The priors are trivial: There are sixty total points, forty are green while twenty are red. Thus $$P(class=green)=\frac{40}{60} = 2/3 \text{ and } P(class=red)=\frac{20}{60}=1/3$$
Next, we have to compute the conditional probabilities of each feature-value given a class. Here, there are two features: $feature_1$ and $feature_2$, each of which takes one of two values (A or B for one, X or Y for the other). We therefore need to know the following:
- $P(feature_1=A|class=red)$
- $P(feature_1=B|class=red)$
- $P(feature_1=A|class=green)$
- $P(feature_1=B|class=green)$
- $P(feature_2=X|class=red)$
- $P(feature_2=Y|class=red)$
- $P(feature_2=X|class=green)$
- $P(feature_2=Y|class=green)$
- (in case it's not obvious, this is all possible pairs of feature-value and class)
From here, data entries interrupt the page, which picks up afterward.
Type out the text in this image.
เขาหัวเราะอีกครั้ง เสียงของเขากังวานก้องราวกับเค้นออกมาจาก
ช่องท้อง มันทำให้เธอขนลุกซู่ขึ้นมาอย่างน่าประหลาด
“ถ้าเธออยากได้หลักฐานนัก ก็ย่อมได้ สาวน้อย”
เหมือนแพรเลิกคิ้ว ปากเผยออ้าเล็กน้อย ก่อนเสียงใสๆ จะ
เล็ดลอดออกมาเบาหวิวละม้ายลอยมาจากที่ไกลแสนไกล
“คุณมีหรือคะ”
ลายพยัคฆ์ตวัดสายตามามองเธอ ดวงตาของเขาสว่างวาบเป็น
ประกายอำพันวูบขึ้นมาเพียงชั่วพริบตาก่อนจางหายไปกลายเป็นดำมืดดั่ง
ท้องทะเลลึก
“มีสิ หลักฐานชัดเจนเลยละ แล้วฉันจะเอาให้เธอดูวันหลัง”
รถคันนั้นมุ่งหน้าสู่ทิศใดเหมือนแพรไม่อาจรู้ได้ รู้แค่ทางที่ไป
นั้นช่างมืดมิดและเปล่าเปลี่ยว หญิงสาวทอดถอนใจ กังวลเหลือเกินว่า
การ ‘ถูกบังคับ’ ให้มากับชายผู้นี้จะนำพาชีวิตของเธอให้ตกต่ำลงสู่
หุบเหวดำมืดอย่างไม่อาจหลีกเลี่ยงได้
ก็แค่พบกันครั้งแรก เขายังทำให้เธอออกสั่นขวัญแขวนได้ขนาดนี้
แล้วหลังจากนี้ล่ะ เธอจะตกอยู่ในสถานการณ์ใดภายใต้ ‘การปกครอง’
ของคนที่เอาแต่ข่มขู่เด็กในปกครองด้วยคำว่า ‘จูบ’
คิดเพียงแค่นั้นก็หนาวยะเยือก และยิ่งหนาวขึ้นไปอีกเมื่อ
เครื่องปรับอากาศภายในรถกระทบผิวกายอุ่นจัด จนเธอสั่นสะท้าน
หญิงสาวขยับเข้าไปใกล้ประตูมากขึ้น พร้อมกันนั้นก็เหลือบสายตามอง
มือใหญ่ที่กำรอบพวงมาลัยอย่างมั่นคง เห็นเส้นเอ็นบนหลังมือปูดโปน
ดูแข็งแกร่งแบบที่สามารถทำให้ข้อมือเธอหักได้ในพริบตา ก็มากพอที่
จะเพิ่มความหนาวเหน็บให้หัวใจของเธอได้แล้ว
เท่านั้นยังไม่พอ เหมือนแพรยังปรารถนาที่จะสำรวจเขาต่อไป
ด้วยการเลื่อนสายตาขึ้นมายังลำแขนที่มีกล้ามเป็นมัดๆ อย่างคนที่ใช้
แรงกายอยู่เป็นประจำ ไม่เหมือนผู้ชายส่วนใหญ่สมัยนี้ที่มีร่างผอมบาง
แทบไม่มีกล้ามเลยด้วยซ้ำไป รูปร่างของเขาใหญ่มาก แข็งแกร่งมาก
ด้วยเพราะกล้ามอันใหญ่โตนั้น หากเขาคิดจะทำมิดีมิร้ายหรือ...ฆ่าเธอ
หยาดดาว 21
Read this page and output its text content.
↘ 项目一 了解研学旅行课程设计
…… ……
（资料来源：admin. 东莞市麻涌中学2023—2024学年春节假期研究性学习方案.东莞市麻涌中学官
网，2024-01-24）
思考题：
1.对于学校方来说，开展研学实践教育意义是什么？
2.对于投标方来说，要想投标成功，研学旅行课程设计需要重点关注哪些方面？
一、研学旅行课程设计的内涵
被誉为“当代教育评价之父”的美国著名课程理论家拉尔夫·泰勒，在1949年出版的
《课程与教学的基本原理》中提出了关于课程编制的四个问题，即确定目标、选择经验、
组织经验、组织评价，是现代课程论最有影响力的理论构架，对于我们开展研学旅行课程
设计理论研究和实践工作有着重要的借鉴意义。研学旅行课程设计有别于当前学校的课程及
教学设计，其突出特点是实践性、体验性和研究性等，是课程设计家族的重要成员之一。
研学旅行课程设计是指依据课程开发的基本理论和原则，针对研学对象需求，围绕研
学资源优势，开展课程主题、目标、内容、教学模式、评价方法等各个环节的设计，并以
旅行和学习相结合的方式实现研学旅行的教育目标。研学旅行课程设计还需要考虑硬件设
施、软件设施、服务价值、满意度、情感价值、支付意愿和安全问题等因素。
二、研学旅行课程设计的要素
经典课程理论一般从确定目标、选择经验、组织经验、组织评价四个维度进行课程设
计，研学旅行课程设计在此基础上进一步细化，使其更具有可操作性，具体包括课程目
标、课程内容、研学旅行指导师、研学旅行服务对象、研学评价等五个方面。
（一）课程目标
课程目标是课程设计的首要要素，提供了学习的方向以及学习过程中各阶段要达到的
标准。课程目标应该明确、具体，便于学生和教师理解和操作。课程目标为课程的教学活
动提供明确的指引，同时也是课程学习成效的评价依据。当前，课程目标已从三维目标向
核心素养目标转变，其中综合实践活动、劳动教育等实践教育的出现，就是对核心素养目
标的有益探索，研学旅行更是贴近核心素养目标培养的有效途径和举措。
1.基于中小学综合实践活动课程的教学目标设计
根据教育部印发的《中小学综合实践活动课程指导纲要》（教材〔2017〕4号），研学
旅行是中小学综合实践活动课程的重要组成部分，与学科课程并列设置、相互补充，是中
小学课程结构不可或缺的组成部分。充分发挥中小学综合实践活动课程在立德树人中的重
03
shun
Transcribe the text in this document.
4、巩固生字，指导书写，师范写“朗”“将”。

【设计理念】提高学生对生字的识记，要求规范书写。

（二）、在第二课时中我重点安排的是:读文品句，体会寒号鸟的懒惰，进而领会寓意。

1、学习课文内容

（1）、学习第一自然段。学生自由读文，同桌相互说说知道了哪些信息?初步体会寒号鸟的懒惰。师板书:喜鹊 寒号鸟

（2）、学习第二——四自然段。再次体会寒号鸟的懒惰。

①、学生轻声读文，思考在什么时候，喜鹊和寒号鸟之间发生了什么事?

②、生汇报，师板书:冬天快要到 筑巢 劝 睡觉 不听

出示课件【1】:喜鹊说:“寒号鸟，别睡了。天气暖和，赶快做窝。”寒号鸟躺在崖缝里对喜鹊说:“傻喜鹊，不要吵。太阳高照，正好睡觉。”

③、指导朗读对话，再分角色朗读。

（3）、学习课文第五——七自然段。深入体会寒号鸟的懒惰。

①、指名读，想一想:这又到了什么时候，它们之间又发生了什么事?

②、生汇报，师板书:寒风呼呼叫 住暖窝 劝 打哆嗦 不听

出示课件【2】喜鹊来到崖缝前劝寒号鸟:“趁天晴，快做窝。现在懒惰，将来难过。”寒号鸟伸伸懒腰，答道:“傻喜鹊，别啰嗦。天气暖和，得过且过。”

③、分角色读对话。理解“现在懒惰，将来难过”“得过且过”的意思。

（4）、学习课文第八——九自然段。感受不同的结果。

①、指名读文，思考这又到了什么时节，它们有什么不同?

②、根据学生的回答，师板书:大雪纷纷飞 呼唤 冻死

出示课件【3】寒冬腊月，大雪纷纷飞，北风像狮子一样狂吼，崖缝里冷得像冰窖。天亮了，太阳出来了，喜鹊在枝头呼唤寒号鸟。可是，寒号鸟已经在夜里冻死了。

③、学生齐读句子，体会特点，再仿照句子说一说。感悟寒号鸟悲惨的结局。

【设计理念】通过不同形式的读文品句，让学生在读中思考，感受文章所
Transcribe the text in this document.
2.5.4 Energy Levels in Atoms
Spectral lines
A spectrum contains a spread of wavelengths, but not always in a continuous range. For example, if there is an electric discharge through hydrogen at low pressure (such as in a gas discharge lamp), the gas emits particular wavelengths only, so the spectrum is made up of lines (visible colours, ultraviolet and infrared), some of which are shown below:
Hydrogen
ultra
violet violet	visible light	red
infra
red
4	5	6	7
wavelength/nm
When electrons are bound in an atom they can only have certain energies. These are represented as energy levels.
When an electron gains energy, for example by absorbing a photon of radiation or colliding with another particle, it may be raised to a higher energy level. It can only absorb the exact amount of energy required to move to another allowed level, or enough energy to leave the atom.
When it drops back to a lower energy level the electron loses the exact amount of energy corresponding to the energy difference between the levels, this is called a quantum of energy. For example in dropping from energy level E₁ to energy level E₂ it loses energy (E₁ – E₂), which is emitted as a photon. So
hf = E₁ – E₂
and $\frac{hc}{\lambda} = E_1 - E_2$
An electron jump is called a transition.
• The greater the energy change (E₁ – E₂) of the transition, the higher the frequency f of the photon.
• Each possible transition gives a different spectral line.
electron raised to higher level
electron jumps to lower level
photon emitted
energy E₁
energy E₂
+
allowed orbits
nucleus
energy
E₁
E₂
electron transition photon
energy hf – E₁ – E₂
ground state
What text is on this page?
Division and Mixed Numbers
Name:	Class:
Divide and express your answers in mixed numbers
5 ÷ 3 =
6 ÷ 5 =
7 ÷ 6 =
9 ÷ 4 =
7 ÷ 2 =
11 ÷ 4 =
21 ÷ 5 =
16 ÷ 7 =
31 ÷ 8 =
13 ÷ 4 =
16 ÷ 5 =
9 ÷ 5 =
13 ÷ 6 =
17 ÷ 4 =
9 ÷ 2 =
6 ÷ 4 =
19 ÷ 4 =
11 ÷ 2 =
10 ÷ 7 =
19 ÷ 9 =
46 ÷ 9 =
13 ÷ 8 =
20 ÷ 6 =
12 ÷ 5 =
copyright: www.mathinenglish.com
These are easy to compute by counting and dividing too. For example, for $P(feature_1=A|class=red)$, we look only at the red points and count how many of them are in the 'A' region for $feature_1$. There are twenty red points, all of which are in the 'A' region, so $P(feature_1=A|class=red)=20/20=1$. None of the red points are in the B region, so $P(feature_1|class=red)=0/20=0$. Next, we do the same, but consider only the green points. This gives us $P(feature_1=A|class=green)=5/40=1/8$ and $P(feature_1=B|class=green)=35/40=7/8$. We repeat that process for $feature_2$, to round out the probability table. Assuming I've counted correctly, we get
- $P(feature_1=A|class=red)=1$
- $P(feature_1=B|class=red)=0$
- $P(feature_1=A|class=green)=1/8$
- $P(feature_1=B|class=green)=7/8$
- $P(feature_2=X|class=red)=3/10$
- $P(feature_2=Y|class=red)=7/10$
- $P(feature_2=X|class=green)=8/10$
- $P(feature_2=Y|class=green)=2/10$
Those ten probabilities (the two priors plus the eight conditionals) are our model
Classifying a New Example
Let's classify the white point from your example. It's in the "A" region for $feature_1$ and the "Y" region for $feature_2$. We want to find the probability that it's in each class. Let's start with red. Using the formula above, we know that:
$$P(class=red|example) \propto P(class=red) \cdot P(feature_1=A|class=red) \cdot P(feature_2=Y|class=red)$$
Subbing in the probabilities from the table, we get
$$P(class=red|example) \propto \frac{1}{3} \cdot 1 \cdot \frac{7}{10} = \frac{7}{30}$$
We then do the same for green:
$$P(class=green|example) \propto P(class=green) \cdot P(feature_1=A|class=green) \cdot P(feature_2=Y|class=green) $$
Subbing in those values gets us 0 ($2/3 \cdot 0 \cdot 2/10$). Finally, we look to see which class gave us the highest probability. In this case, it's clearly the red class, so that's where we assign the point.
Notes
In your original example, the features are continuous. In that case, you need to find some way of assigning P(feature=value|class) for each class. You might consider fitting then to a known probability distribution (e.g., a Gaussian). During training, you would find the mean and variance for each class along each feature dimension. To classify a point, you'd find $P(feature=value|class)$ by plugging in the appropriate mean and variance for each class. Other distributions might be more appropriate, depending on the particulars of your data, but a Gaussian would be a decent starting point.
I'm not too familiar with the DARPA data set, but you'd do essentially the same thing. You'll probably end up computing something like P(attack=TRUE|service=finger), P(attack=false|service=finger), P(attack=TRUE|service=ftp), etc. and then combine them in the same way as the example. As a side note, part of the trick here is to come up with good features. Source IP , for example, is probably going to be hopelessly sparse--you'll probably only have one or two examples for a given IP. You might do much better if you geolocated the IP and use "Source_in_same_building_as_dest (true/false)" or something as a feature instead.
I hope that helps more. If anything needs clarification, I'd be happy to try again!
Best Answer
The iris data has three sets of fifty of each class. Without doing any analysis, it should be obvious that a randomly-selected example from the iris data has a one-third chance of belonging to those classes. This is what a priori means.